Sylvain Luc, Richard Bona, Steve Gadd : trois pointures du jazz pour une tournée unique
Un batteur de légende, le bassiste de jazz le plus en vogue actuellement et un guitariste virtuose qui monte, qui monte ; le Lucerna Music Bar a accueilli mercredi 4 février dernier un trio exceptionnel avec respectivement l’américain Steve Gadd, le camerounais Richard Bona et le français Sylvain Luc. Les deux francophones du trio ont accepté de répondre aux questions de Radio Prague à la fin du concert.
Petite introduction biographique pour ce trio inédit : Steve Gadd, batteur de légende aujourd’hui, a joué avec les plus grands, dont Paul Simon, Eric Clapton, Michel Petrucciani, Paul McCartney et James Brown. Richard Bona est né au Cameroun, dans une famille de musiciens. Il fait de la guitare, du balafon, jusqu’à ce qu’il découvre Jaco Pastorius. Il se met alors à la basse et compose de nombreuses chansons où il mêle jazz et influences africaines. Enfin, Sylvain Luc est peut-être encore le moins connu de ce trio. Pourtant, il a aussi une carrière bien remplie en accompagnant des artistes de variété comme Georges Moustaki ou Michel Jonasz avant de devenir le bassiste de John Galliano. Il a reçu en 2007 son premier Django d’Or.
Le public du Lucerna avait sans aucun doute conscience de la chance de pouvoir écouter une telle formation. Une chance partagée par les protagonistes du concert :
Quelles sont vos impressions sur le concert ? Richard Bona vous êtes un habitué, vous êtes presque un Pragois d’adoption, donc je vais demander d’abord à Sylvain Luc ses impressions :
« Le public est vrailment très, très chaud ici. C’est la première fois que je joue à Prague. Ce sera un super souvenir, et ça donne envie de revenir. »

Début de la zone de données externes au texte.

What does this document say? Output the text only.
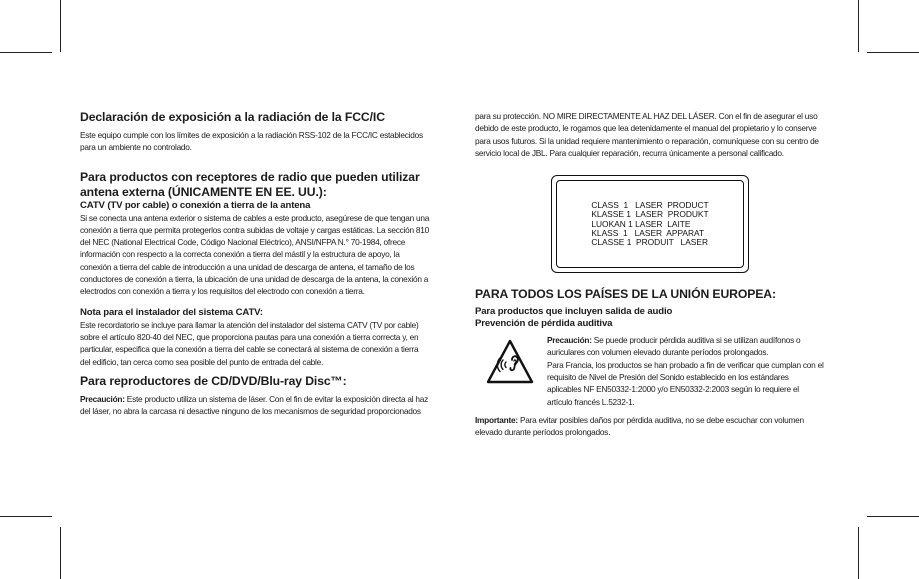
Declaración de exposición a la radiación de la FCC/IC

Este equipo cumple con los límites de exposición a la radiación RSS-102 de la FCC/IC establecidos para un ambiente no controlado.

Para productos con receptores de radio que pueden utilizar antena externa (ÚNICAMENTE EN EE. UU.):
CATV (TV por cable) o conexión a tierra de la antena

Si se conecta una antena exterior o sistema de cables a este producto, asegúrese de que tengan una conexión a tierra que permita protegerlos contra subidas de voltaje y cargas estáticas. La sección 810 del NEC (National Electrical Code, Código Nacional Eléctrico), ANSI/NFPA N.° 70-1984, ofrece información con respecto a la correcta conexión a tierra del mástil y la estructura de apoyo, la conexión a tierra del cable de introducción a una unidad de descarga de antena, el tamaño de los conductores de conexión a tierra, la ubicación de una unidad de descarga de la antena, la conexión a electrodos con conexión a tierra y los requisitos del electrodo con conexión a tierra.

Nota para el instalador del sistema CATV:

Este recordatorio se incluye para llamar la atención del instalador del sistema CATV (TV por cable) sobre el artículo 820-40 del NEC, que proporciona pautas para una conexión a tierra correcta y, en particular, especifica que la conexión a tierra del cable se conectará al sistema de conexión a tierra del edificio, tan cerca como sea posible del punto de entrada del cable.

Para reproductores de CD/DVD/Blu-ray Disc™:

Precaución: Este producto utiliza un sistema de láser. Con el fin de evitar la exposición directa al haz del láser, no abra la carcasa ni desactive ninguno de los mecanismos de seguridad proporcionados

para su protección. NO MIRE DIRECTAMENTE AL HAZ DEL LÁSER. Con el fin de asegurar el uso debido de este producto, le rogamos que lea detenidamente el manual del propietario y lo conserve para usos futuros. Si la unidad requiere mantenimiento o reparación, comuníquese con su centro de servicio local de JBL. Para cualquier reparación, recurra únicamente a personal calificado.

CLASS  1   LASER  PRODUCT
KLASSE 1  LASER  PRODUKT
LUOKAN 1 LASER  LAITE
KLASS  1   LASER  APPARAT
CLASSE 1  PRODUIT   LASER
PARA TODOS LOS PAÍSES DE LA UNIÓN EUROPEA:
Para productos que incluyen salida de audio
Prevención de pérdida auditiva

Precaución: Se puede producir pérdida auditiva si se utilizan audífonos o auriculares con volumen elevado durante períodos prolongados.

Para Francia, los productos se han probado a fin de verificar que cumplan con el requisito de Nivel de Presión del Sonido establecido en los estándares aplicables NF EN50332-1:2000 y/o EN50332-2:2003 según lo requiere el artículo francés L.5232-1.

Importante: Para evitar posibles daños por pérdida auditiva, no se debe escuchar con volumen elevado durante períodos prolongados.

Richard Bona, les gens reviennent toujours vous voir en concert, vos impressions ?
« Ca fait plaisir de revoir les gens. Je revois des gens que j’ai déjà vu une dizaine de fois, et ça me fait plaisir qu’ils découvrent un musicien d’exception comme Sylvain. Et puis, la République tchèque, c’est un pays de musique. Les gens apprécient la musique. Quand on leur montre un projet comme celui-ci, ils l’apprécient à sa juste valeur. »

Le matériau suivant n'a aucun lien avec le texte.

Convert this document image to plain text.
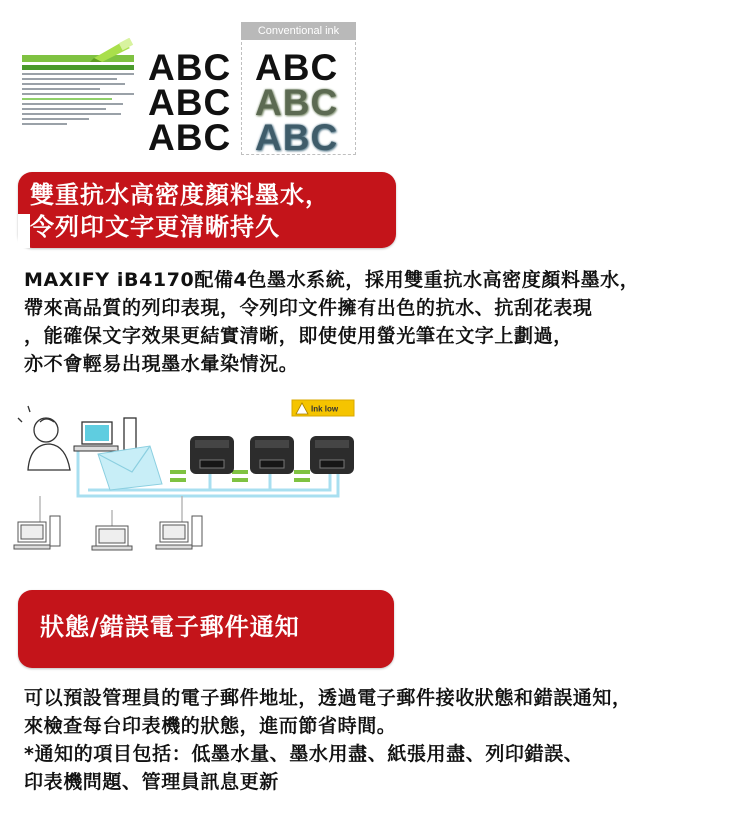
ABC
ABC
ABC
Conventional ink
ABC
ABC
ABC
雙重抗水高密度顏料墨水，
令列印文字更清晰持久
MAXIFY iB4170配備4色墨水系統，採用雙重抗水高密度顏料墨水，
帶來高品質的列印表現，令列印文件擁有出色的抗水、抗刮花表現
，能確保文字效果更結實清晰，即使使用螢光筆在文字上劃過，
亦不會輕易出現墨水暈染情況。
Ink low
狀態/錯誤電子郵件通知
可以預設管理員的電子郵件地址，透過電子郵件接收狀態和錯誤通知，
來檢查每台印表機的狀態，進而節省時間。
*通知的項目包括：低墨水量、墨水用盡、紙張用盡、列印錯誤、
印表機問題、管理員訊息更新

SL : « On sent que le public est musicien, ils apprécient la moindre note »
RB : « J’ai joué avec l’Orchestre symphonique de Prague, avec Joe Zawinul, et quand je suis revenu, j’ai vu les 30 musiciens de l’orchestre à mon concert. Les Tchèques sortent beaucoup, vont aux concerts. C’est beau à voir. »

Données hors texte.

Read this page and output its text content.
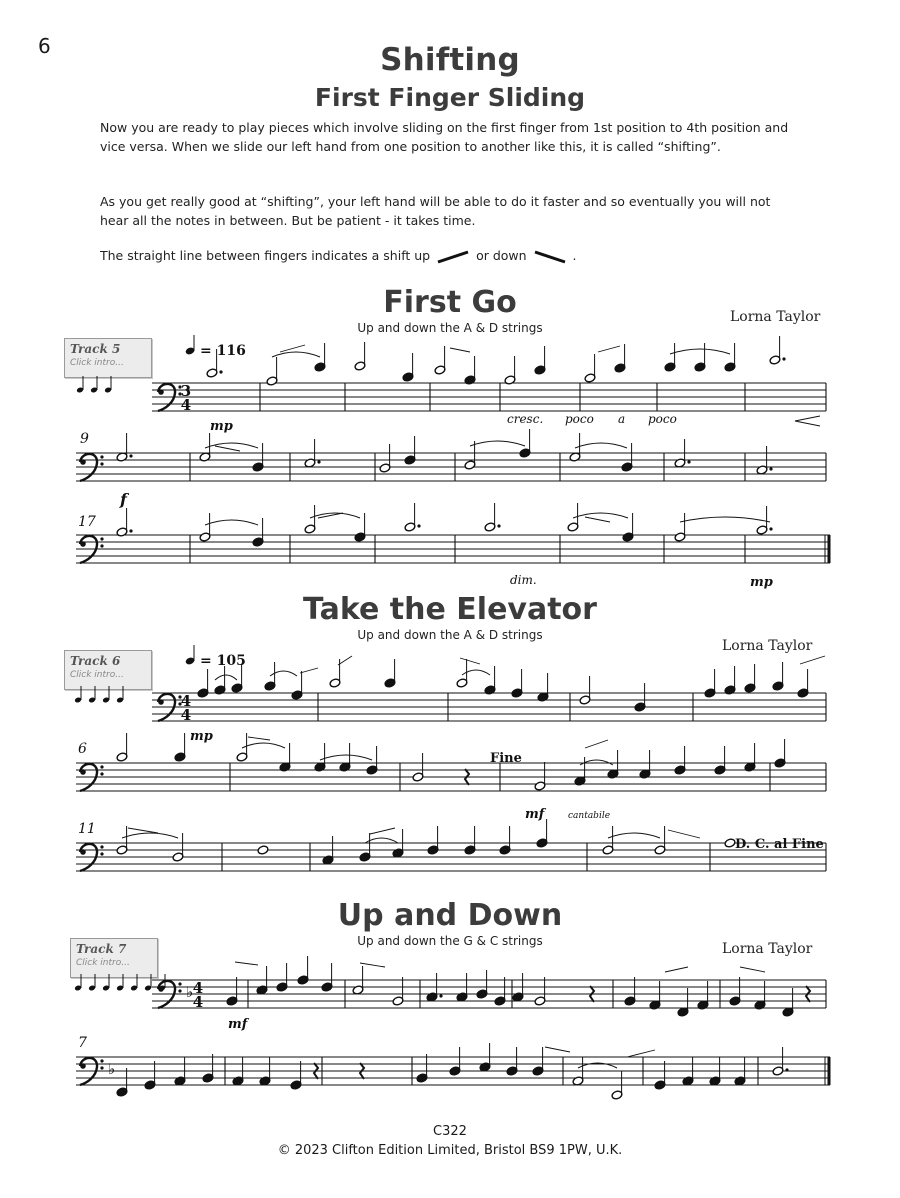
6	Shifting
First Finger Sliding
Now you are ready to play pieces which involve sliding on the first finger from 1st position to 4th position and vice versa. When we slide our left hand from one position to another like this, it is called “shifting”.
As you get really good at “shifting”, your left hand will be able to do it faster and so eventually you will not hear all the notes in between. But be patient - it takes time.
The straight line between fingers indicates a shift up	or down	.
First Go
Up and down the A & D strings
Lorna Taylor
Track 5
Click intro...
Take the Elevator
Up and down the A & D strings
Lorna Taylor
Track 6
Click intro...
Up and Down
Up and down the G & C strings	Lorna Taylor
Track 7
Click intro...
3
4
= 116
mp	cresc. poco a poco
9
f
17
dim.	mp
4
4
= 105
mp
6
Fine
mf	cantabile
11
D. C. al Fine
♭ 4
4
mf
7
♭
C322
© 2023 Clifton Edition Limited, Bristol BS9 1PW, U.K.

Sylvain Luc, vous avez commencé avec la musique classique, ensuite vous avez joué de la basse, vous êtes à la guitare et maintenant vous avez ce projet avec Richard Bona et Steve Gadd, comment en êtes-vous arrivé là ? « C’est la suite logique quand on est musicien. La chance qu’on a quand on est musicien, c’est de faire des rencontres. J’ai rencontré Richard il y a quelques années. On s’est un peu perdu de vue, car Richard a fait la carrière qu’on connaît aux Etats-Unis. Ça a été un vrai bonheur de se retrouver. »
Et pour un ancien bassiste, ça fait quoi de jouer avec un bassiste tel que Richard Bona ?
RB : « C’est pas un ancien bassiste, on n’est jamais un ancien bassiste (rires). C’est un grand musicien. Il est ex-bassiste, bassiste et futur bassiste ! »
SL : « Richard c’est pareil, il peut jouer d’autres instruments : percussions... On a la chance d’être habités par la musique et tout instrument devient musical. Richard est bassiste mais il est aussi guitariste, percussioniste. Un musicien. »
RB : « Il y a un esprit musicien. C’est comme une peinture : on prend un pinceau et on se laisse aller. »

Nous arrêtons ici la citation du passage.